1991, E.Jaques & S.D.Clemnt’e göre liderlik, birden çok sayıda kişiyi tüm bağlılık ve yeterlilikleriyle, ortak amaçlar doğrultusunda harekete geçirebilme ve başarıya ulaştırabilme sürecidir.

1992, W.Pagonis’e göre liderlik, insanları belli bir amacı gerçekleştirmek için uzmanlık, empati gibi aktif, önemli ve birbirleriyle bütünleşen davranışlar sergileyerek etkileyebilmektir.

1993, T.J.Kowalski & U.C.Reitzig’e göre liderlik, karmaşık ve sorunlu bir işe girişebilmektir.

1994, R.Heifetz’a göre liderlik, farklı durumlarda davranışlara, farklı anlamlar yükleyebilmektir.

1995, R.T.Ogawa & S.T.Bossert’a göre liderlik, örgüt üyelerinin etkileşim görüntülerini olaylara bağlı olarak anlamlı kılıp, şekillendirmektir.

1996, G.R.Sullivian& M.V.Harper’a göre liderlik, amaç, kültür, strateji, temel kimlikler ve kritik süreçler gibi örgütü var eden ussal ve iyi düşünülmüş eylemleri yönetmek, geleceği yaratmak ve ekip kurmaktır.

1997, K.Gallagher’e göre liderlik, tüm potansiyelleri ve isteklilikleriyle amaca ulaşma çabası sarf etmek için insanları etkileme sürecidir.

Liderlik tanımları içindeki tek sabit faktör etkileme kavramıdır. Lider, önceden belirlenen amaçları gerçekleştirmek üzere olayları tanımlayan ve yorumlayan, ilham veren, motive eden planlayan ve koçluk eden kişi olarak değerlendirilebilir(Fellis, Davidson, Perrewe ve Atay, 2009:130).
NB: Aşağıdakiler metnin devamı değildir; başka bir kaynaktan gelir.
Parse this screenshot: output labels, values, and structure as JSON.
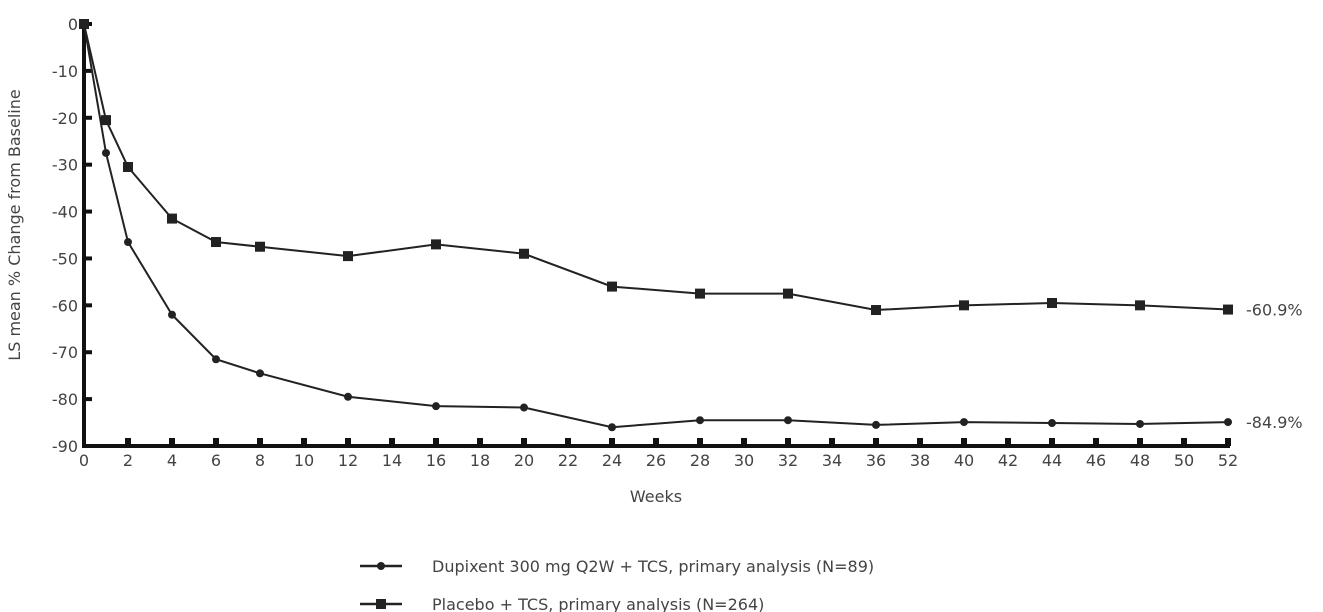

Görüldüğü üzere çok farklı biçimlerde tanımlanabilen liderlik kavramı genel çerçevesi itibariyle, insanları belirli bir amaca ya da amaçlara inandırmak, onları bu doğrultuda bir araya getirmek ve onları bu yolda motive etme becerisi olarak ifade edilebilir. Lider ise, söz konusu bu beceriyi gösterebilen, içinde bulunduğu grup içindeki bireylerarası etkileşimi kullanarak bireysel çabaları uyumlaştıran ve bu doğrultuda “izlenen kişi” olma özelliğini taşıyan birey olarak tanımlanabilir(Usal ve Kuşluvan, 2006:294).

Liderlik, bir kişinin diğerlerini bir hedef doğrultusunda çalışmaları için etkileme ve onlara bir vizyon oluşturma konusunda yardımcı olma sürecidir (Hellriegel, Slocum & Woodman, 1995:342). Liderlik sürecinde, lider ve izleyenler vardır. İzleyiciler kavramı daha çok pasif

(26)

bir davranışı ve lidere olan bağımlılığı çağrıştırmaktadır. Liderlik süreç olarak görülürken; lider, bu süreci harekete geçiren kişi olarak kabul edilmektedir (Çelik ve arkadaşları, 2004:187). Buna göre, liderliğin önemli öğeleri olarak “liderin davranışı”, “izleyenlerin davranışı” ve durumu kuşatan “çevre” gösterilebilir (Aydın, 2007:291).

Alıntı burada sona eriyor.